Pflege beugt Rezidiven vor

Wirkstofffreie Salbe mit reichhaltigen Salbengrundlagen, beispielsweise mit gelbem Bienenwachs oder Jojobawachs (auch Jojobaöl genannt), sollten in der Zeit ohne akute Symptome angewandt werden, da sie das erneute Auftreten von Beschwerden signifikant reduzieren. Die Salbengrundlage legt sich wie ein Schutzmantel über die Analregion und schützt vor Reizung durch Stuhl oder Schleim. Auch bilden sie einen Gleitfilm, der den Stuhlgang erleichtert.

Richtig reinigen

Wer unter vergrößerten Hämorrhoiden leidet, kann nach jedem Stuhlgang die Analregion mit sehr weichem Toilettenpapier vorsichtig abzutupfen. Anschließend sollte eine schonende Reinigung mit Wasser erfolgen, zum Beispiel in einem Bidet oder mit durchfeuchtetem Toilettenpapier. Anschließend mit etwas Toilettenpapier vorsichtig trockentupfen.

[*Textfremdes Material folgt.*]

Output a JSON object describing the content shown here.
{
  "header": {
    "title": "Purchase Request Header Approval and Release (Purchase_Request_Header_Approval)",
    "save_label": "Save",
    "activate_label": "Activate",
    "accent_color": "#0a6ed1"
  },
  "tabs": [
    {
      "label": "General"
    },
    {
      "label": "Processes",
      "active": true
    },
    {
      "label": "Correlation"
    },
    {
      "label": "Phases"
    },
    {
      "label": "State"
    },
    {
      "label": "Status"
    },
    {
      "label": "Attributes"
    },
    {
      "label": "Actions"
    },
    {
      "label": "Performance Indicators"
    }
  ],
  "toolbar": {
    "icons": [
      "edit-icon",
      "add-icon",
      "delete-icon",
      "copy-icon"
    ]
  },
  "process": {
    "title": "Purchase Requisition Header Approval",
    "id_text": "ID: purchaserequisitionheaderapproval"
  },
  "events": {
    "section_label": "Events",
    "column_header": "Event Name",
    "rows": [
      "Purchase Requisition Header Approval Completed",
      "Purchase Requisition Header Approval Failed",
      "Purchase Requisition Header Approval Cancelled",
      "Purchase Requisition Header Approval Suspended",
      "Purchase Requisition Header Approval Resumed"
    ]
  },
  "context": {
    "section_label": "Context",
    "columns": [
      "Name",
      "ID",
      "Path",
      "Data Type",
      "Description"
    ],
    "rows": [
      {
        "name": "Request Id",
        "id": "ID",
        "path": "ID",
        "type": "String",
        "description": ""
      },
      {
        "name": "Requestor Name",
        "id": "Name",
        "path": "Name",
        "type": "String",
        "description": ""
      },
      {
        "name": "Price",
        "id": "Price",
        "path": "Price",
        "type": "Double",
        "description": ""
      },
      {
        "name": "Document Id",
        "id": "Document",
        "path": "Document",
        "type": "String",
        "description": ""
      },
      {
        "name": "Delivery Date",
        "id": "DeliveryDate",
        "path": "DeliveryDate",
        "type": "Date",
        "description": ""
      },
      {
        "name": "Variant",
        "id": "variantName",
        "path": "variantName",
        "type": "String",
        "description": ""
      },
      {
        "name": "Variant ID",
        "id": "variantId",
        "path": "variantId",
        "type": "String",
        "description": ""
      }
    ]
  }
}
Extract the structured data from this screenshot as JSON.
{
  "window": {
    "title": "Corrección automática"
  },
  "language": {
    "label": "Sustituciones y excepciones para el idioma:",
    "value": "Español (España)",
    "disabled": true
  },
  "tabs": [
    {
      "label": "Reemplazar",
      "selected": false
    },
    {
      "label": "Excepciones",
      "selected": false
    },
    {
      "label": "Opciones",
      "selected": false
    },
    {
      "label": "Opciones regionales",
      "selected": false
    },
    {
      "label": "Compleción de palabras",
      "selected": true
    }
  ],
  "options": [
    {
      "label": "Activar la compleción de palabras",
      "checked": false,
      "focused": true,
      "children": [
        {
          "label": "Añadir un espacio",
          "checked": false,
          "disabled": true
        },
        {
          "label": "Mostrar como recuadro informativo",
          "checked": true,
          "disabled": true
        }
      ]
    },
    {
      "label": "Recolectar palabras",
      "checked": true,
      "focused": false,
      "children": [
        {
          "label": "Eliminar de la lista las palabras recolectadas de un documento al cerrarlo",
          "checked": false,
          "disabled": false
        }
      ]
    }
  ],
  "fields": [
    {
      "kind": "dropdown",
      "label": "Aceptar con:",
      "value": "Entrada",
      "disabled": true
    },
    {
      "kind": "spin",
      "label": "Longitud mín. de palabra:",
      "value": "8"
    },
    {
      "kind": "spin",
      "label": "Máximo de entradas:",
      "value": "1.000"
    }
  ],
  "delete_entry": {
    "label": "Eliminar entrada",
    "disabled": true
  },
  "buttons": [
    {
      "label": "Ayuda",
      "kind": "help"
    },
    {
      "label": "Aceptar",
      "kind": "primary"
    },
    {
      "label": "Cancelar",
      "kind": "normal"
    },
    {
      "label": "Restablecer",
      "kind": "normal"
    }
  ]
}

Zum Reinigen sollten Betroffene keine herkömmlichen Feuchttücher oder feuchtes Toilettenpapier verwenden. Diese enthalten Substanzen, die die Haut reizen und so ein Brennen verursachen. In der Apotheke gibt es nichtreizende Feuchttücher, die unterwegs benutzt werden können.

Wenn konservative Methoden nicht helfen

Können diese Therapieempfehlungen die Beschwerden nicht ausreichend bessern, gibt es verschiedene Optionen.

  • Der Proktologe Karsten machte in seiner Praxis gute Erfahrungen mit der Gummibandligatur, bei der das überschüssige Gewebe mit einem Gummiring abgeschnürt wird (es fällt dann nach dem Absterben ab)
  • und neueren Methoden, wie der Rafaelo-Methode. Bei diesem Verfahren erfolgt unter Lokalanästhesie mittels Radiofrequenzenergie eine Verkochung der Hämorrhoidalpolster.

Die Sklerotherapie, wie man sie auch von Krampfaderleiden als Verödung kennt, führt nach Erfahrung des Proktologen nicht dauerhaft zu einem zufriedenstellenden Ergebnis und müsse immer wieder nachbehandelt werden. Werden durch diese Verfahren die Beschwerden nicht ausreichend gelindert, sind operative Therapien des Hämorrhoidalleidens indiziert.